Quicksand Thinking
- Linda Orick, MSW, LISW-S
- May 21, 2017
- 3 min read
I grew up in a rural farm town in western Ohio. Every hazy August, the Mercer County Fair would be held at the local fairground. The excitement of the tents, rides, and new faces distracted from the humid heat hanging in the air. My favorite part of the fair was to browse the tents selling the trinkets. To me, the wares seemed strange and almost exotic. They seemed to hold the secrets of their travels and the barkers advertising their worth. These were items you could not buy at the local Barr's Dimestore.
One year, a particular trinket caught my eye. Sand art. Different colored sand layered one on top of the other in a glass jar to create a design. To me, it was a design of complication. Sand seemed so vulnerable as it could be scattered by the wind. Yet, here it was, layered into a jar of itself! A hardened container made from those delicate pieces mixed with lime and soda and forced into liquid form with the punishment of 3092 degrees fahrenheit. "How terrible," I thought, "to take one form of nature and turn it into a hardened and bizarre form of the same and fill it with itself?!" Then I thought, "What happens when you shake it up?" The colored layers would be indistinguishable. The trinket would now not be unique or special. It would just be a glass jar holding some brown or gray sand.
When I think of how kids with Developmental Trauma associate the word 'Mother,' I think of those jars with the layered sand shaken into a nondescript mass of gray or brown. A mother recently stated, "He doesn't see ME!" She was correct. Her child did not see her as a unique individual contributing to his personal history or how his behavior and affect contribute to her own narrative. To him, she did not have her own story, her own feelings, her own needs or rights. Kids with Developmental Trauma have been hurt or neglected at the hands of the primary caregiver. Kids with Developmental Trauma have been unavoidably taught by the system to see 'Mom' as no one special. 'Mom' does not have his or her own layer of colored sand. All of the 'Moms' they have experienced are jumbled into a gray or brown mess and poured into a container labeled 'Mom.' 'Mom' is just a label of the person who will eventually hurt you or make you move away. 'Mom' is just the glass jar. And your kid with Developmental Trauma is stuck in that quicksand of controlling behavior, dragging you in, because of the past trauma. It is exhausting and difficult to think of good parenting interventions when you feel that both of you are drowning.
The work in forming a relationship with your child is to sift out your layer of sand so that he or she can see where you are in his narrative. It is a constant reintroduction of yourself to your child so that he or she can tell the difference between you and the other moms in his or her life. Just being 'the Mom' can trigger your child into attempts of controlling the tone of the house or your reaction to destructive behavior.
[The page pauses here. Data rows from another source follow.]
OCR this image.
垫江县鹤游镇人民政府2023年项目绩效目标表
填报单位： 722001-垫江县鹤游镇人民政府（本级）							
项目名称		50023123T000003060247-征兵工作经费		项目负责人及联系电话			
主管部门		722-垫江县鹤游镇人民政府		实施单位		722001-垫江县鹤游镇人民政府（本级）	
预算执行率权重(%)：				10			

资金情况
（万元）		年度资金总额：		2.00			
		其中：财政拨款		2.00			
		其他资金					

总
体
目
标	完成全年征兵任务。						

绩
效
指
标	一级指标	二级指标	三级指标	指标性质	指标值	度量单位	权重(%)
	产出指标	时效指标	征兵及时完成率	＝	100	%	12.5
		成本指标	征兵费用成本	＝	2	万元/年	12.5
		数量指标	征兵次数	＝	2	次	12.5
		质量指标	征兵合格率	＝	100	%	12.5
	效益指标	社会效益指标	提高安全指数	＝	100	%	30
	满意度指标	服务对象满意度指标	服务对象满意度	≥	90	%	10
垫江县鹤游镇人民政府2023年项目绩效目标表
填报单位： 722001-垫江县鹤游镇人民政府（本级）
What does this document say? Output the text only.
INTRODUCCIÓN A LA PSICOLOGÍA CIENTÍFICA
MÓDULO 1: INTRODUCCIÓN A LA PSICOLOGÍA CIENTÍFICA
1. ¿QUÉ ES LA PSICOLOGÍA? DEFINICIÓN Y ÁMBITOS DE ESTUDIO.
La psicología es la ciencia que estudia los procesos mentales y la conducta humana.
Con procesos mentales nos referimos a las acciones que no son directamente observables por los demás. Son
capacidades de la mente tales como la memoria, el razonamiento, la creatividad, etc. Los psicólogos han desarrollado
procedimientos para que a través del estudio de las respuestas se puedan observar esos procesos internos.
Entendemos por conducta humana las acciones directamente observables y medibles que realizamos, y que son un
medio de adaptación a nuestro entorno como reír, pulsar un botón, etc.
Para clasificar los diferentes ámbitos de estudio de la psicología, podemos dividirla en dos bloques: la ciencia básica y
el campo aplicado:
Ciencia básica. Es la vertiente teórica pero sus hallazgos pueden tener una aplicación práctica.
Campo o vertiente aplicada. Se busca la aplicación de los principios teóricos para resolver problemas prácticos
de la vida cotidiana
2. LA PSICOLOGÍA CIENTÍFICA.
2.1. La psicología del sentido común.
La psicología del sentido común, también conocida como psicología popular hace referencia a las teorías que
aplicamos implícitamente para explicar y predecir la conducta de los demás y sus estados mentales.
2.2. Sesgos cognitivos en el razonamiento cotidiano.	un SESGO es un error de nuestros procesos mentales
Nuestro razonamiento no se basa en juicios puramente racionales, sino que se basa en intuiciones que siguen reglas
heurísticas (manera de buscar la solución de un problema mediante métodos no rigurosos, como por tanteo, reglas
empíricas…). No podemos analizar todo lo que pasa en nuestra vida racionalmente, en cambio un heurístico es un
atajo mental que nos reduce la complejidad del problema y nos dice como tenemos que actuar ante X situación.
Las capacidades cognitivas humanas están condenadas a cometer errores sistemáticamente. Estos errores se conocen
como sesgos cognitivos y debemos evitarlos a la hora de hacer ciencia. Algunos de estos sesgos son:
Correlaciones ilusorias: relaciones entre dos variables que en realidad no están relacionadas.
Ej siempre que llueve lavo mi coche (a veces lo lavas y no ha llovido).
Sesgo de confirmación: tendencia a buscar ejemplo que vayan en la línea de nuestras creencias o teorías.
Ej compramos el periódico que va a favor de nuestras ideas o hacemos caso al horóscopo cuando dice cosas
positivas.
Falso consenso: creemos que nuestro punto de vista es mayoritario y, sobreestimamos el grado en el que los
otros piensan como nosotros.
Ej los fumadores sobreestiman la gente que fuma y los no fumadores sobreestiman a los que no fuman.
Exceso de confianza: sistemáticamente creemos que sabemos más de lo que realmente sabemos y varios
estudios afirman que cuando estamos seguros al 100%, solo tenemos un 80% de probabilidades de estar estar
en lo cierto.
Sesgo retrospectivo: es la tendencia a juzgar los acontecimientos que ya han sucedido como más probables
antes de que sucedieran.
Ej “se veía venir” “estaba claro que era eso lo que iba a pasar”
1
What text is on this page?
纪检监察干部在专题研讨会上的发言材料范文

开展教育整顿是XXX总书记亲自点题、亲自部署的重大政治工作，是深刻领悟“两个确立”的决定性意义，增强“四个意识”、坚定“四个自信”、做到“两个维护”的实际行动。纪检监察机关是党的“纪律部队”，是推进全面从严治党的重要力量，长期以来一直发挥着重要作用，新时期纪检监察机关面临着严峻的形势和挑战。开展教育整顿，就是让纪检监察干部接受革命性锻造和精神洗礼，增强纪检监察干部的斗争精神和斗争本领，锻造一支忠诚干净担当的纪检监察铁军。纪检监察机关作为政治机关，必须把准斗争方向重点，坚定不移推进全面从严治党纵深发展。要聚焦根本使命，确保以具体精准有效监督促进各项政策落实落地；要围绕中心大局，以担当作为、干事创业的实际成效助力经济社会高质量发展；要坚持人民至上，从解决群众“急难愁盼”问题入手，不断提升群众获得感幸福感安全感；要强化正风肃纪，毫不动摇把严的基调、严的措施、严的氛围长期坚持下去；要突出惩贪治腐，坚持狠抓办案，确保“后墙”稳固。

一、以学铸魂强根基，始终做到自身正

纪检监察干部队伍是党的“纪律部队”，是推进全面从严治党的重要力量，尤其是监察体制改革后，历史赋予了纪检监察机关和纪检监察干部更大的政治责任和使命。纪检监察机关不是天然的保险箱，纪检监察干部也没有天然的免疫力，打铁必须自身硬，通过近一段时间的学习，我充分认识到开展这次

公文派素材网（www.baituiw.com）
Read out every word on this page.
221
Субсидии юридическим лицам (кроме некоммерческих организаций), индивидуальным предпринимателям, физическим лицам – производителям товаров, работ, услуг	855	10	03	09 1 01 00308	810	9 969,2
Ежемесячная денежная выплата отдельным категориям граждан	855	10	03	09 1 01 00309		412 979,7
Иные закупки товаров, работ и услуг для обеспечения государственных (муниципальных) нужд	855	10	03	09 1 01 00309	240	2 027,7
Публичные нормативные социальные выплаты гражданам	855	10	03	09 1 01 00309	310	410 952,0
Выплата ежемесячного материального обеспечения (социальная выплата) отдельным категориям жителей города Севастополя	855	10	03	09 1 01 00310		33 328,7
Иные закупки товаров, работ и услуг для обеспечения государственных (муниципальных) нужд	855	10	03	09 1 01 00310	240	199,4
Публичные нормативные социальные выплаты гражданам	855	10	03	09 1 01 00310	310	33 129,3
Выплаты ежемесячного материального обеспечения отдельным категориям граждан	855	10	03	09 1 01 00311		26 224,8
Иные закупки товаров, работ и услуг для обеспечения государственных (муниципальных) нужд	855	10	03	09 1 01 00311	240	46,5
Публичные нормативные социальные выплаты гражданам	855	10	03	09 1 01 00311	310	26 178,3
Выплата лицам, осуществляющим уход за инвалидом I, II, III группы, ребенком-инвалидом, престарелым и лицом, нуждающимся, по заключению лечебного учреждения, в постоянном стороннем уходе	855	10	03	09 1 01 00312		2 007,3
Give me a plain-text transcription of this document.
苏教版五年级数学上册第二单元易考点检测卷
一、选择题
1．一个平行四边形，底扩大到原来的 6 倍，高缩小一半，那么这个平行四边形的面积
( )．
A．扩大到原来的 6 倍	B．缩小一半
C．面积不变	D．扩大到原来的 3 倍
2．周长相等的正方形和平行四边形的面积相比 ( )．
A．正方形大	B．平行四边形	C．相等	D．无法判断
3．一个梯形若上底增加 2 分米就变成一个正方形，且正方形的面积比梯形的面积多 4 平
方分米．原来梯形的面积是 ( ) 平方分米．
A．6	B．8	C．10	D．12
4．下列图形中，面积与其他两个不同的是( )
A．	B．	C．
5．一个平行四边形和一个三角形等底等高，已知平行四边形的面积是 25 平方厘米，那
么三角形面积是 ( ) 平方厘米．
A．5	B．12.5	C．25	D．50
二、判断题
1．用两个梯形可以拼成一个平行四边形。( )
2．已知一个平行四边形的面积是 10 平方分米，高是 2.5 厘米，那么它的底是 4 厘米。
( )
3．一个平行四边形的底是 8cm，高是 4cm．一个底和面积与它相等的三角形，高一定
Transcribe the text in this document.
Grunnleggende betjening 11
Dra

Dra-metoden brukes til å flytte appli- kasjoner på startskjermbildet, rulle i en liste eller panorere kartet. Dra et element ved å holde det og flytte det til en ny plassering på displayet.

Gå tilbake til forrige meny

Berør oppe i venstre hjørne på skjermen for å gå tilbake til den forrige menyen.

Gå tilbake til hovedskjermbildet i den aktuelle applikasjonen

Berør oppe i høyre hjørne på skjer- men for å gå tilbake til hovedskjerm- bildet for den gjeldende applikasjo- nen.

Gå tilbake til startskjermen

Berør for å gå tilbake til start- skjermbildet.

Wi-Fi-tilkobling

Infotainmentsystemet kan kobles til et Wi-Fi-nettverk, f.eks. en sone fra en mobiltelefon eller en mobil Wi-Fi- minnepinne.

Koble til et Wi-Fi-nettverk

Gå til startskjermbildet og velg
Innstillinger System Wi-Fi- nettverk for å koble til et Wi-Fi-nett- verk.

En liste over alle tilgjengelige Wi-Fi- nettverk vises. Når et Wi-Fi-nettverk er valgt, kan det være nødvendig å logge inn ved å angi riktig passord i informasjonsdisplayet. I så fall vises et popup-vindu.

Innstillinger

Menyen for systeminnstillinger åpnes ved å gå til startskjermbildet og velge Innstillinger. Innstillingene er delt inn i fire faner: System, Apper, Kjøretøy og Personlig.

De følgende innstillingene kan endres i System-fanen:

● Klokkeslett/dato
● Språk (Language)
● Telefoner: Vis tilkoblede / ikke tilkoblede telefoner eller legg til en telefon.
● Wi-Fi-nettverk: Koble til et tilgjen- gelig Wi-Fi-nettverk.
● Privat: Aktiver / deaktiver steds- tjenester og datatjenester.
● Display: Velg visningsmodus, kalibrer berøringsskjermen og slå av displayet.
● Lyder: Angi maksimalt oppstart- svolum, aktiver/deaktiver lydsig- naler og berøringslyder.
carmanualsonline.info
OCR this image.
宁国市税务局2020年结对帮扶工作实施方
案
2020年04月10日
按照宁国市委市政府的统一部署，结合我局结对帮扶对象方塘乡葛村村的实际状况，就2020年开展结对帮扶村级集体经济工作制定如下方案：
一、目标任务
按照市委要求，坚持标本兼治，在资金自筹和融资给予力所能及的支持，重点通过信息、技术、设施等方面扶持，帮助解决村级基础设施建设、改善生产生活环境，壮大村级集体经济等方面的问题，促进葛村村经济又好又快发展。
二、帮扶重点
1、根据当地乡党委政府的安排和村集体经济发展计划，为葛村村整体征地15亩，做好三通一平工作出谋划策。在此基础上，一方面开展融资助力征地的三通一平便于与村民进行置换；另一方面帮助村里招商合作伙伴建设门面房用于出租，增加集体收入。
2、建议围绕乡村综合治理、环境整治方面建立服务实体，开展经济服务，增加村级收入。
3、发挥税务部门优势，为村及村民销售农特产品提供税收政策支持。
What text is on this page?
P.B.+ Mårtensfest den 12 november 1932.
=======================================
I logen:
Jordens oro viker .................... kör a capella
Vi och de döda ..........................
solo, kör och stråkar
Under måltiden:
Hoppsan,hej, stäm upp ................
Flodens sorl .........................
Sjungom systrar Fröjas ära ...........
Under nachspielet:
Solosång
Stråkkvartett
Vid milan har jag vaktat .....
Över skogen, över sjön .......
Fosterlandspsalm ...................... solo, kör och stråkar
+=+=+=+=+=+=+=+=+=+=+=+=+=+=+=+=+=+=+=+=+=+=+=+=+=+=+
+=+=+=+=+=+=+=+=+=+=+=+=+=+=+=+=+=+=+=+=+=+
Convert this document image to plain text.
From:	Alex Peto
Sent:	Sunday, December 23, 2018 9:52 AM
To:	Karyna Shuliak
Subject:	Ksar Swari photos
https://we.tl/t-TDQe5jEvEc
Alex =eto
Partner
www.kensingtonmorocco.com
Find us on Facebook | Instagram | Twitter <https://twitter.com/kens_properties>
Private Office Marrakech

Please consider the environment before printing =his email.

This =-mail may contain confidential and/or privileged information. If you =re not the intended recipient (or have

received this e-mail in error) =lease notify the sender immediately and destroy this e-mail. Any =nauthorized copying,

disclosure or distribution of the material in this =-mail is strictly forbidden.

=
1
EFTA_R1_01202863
So, how do we do this, because we cannot unshake a jar of colored sand. Helping your child to accurately define the roles of the characters in his narrative is a good place to start. Creating a family history with your child by talking about 'last Christmas' or 'Remember your birthday last year?' Making a visual aid, like, a timeline or scrapbook, are all helpful reminders to your child that 'this Mom' is not like the 'old mom' or the nannies in the orphanage. Layering in curiosity about his or her feelings about events and adding in your own feelings about the same makes the story more tangible for your child.